Een wachtwoordhersteldiskette maken

 

  1. Druk op CTRL+ALT+DEL en klik vervolgens op Wachtwoord wijzigen.

  2. Typ in het veld Gebruikersnaam de gebruikersnaam van de account waarvoor u een wachtwoordhersteldiskette wilt maken.

  3. Klik in Aanmelden bij op NaamLokaleComputer.

  4. Klik op Back-up.

  5. Voltooi de procedure aan de hand van de instructies in de wizard Vergeten wachtwoord.

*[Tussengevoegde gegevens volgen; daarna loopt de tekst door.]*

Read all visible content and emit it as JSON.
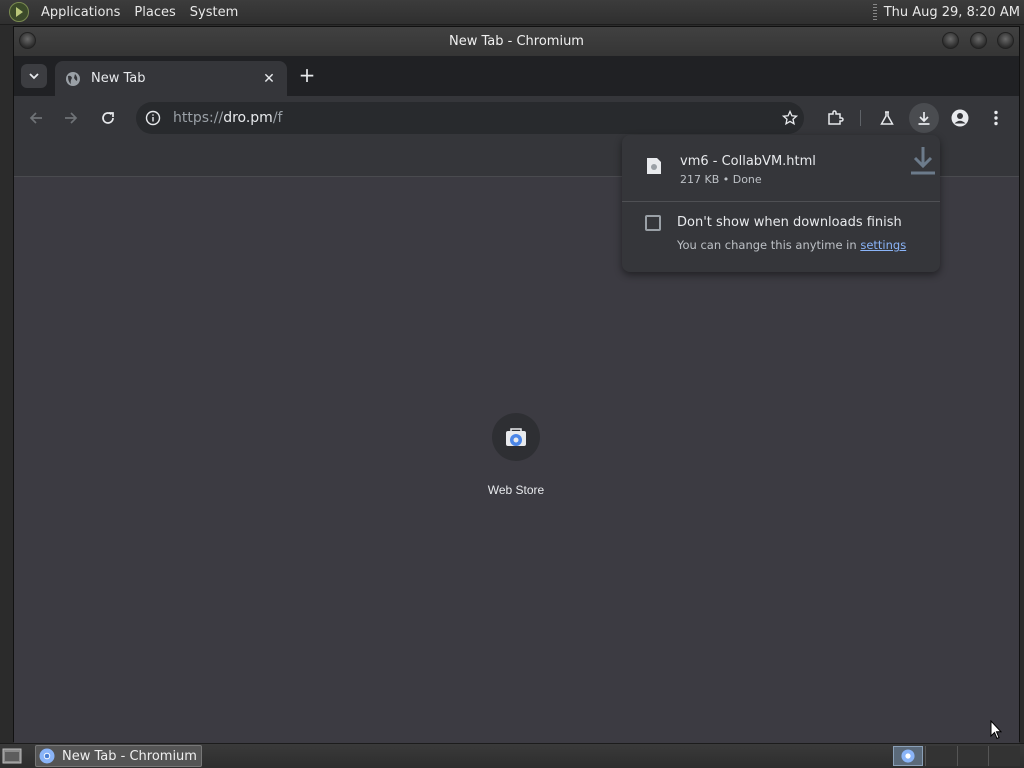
{
  "desktop": {
    "menus": [
      "Applications",
      "Places",
      "System"
    ],
    "clock": "Thu Aug 29,  8:20 AM"
  },
  "window": {
    "title": "New Tab - Chromium"
  },
  "tabs": [
    {
      "title": "New Tab"
    }
  ],
  "toolbar": {
    "url_scheme": "https://",
    "url_host": "dro.pm",
    "url_path": "/f"
  },
  "content": {
    "shortcut_label": "Web Store"
  },
  "download_bubble": {
    "file_name": "vm6 - CollabVM.html",
    "file_status": "217 KB • Done",
    "option_label": "Don't show when downloads finish",
    "hint_text": "You can change this anytime in ",
    "hint_link": "settings",
    "option_checked": false
  },
  "taskbar": {
    "task_title": "New Tab - Chromium"
  },
  "colors": {
    "page_background": "#3c3b42",
    "toolbar": "#35363a",
    "link": "#8ab4f8"
  }
}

Berg de wachtwoordhersteldiskette veilig op.

 

Opmerkingen

    Wachtwoordhersteldiskettes kunnen alleen worden gebruikt voor lokale computeraccounts en niet voor domeinaccounts.
    Het is niet mogelijk om tegelijkertijd uw wachtwoord te wijzigen en een wachtwoordhersteldiskette te maken. Als u een nieuw wachtwoord typt in de vakken Nieuw wachtwoord en Bevestig het nieuwe wachtwoord voordat u op Back-up klikt, worden de nieuwe wachtwoordgegevens niet opgeslagen. Als u wordt gevraagd het huidige wachtwoord voor uw gebruikersaccount op te geven, moet u het oude wachtwoord typen. U kunt het wachtwoord wijzigen nadat u de wachtwoordhersteldiskette hebt gemaakt.
    U kunt uw wachtwoord op elk moment wijzigen nadat u een wachtwoordhersteldiskette hebt gemaakt. U hoeft geen nieuwe wachtwoordhersteldiskette te maken als u het wachtwoord wijzigt of als het wachtwoord handmatig opnieuw wordt ingesteld.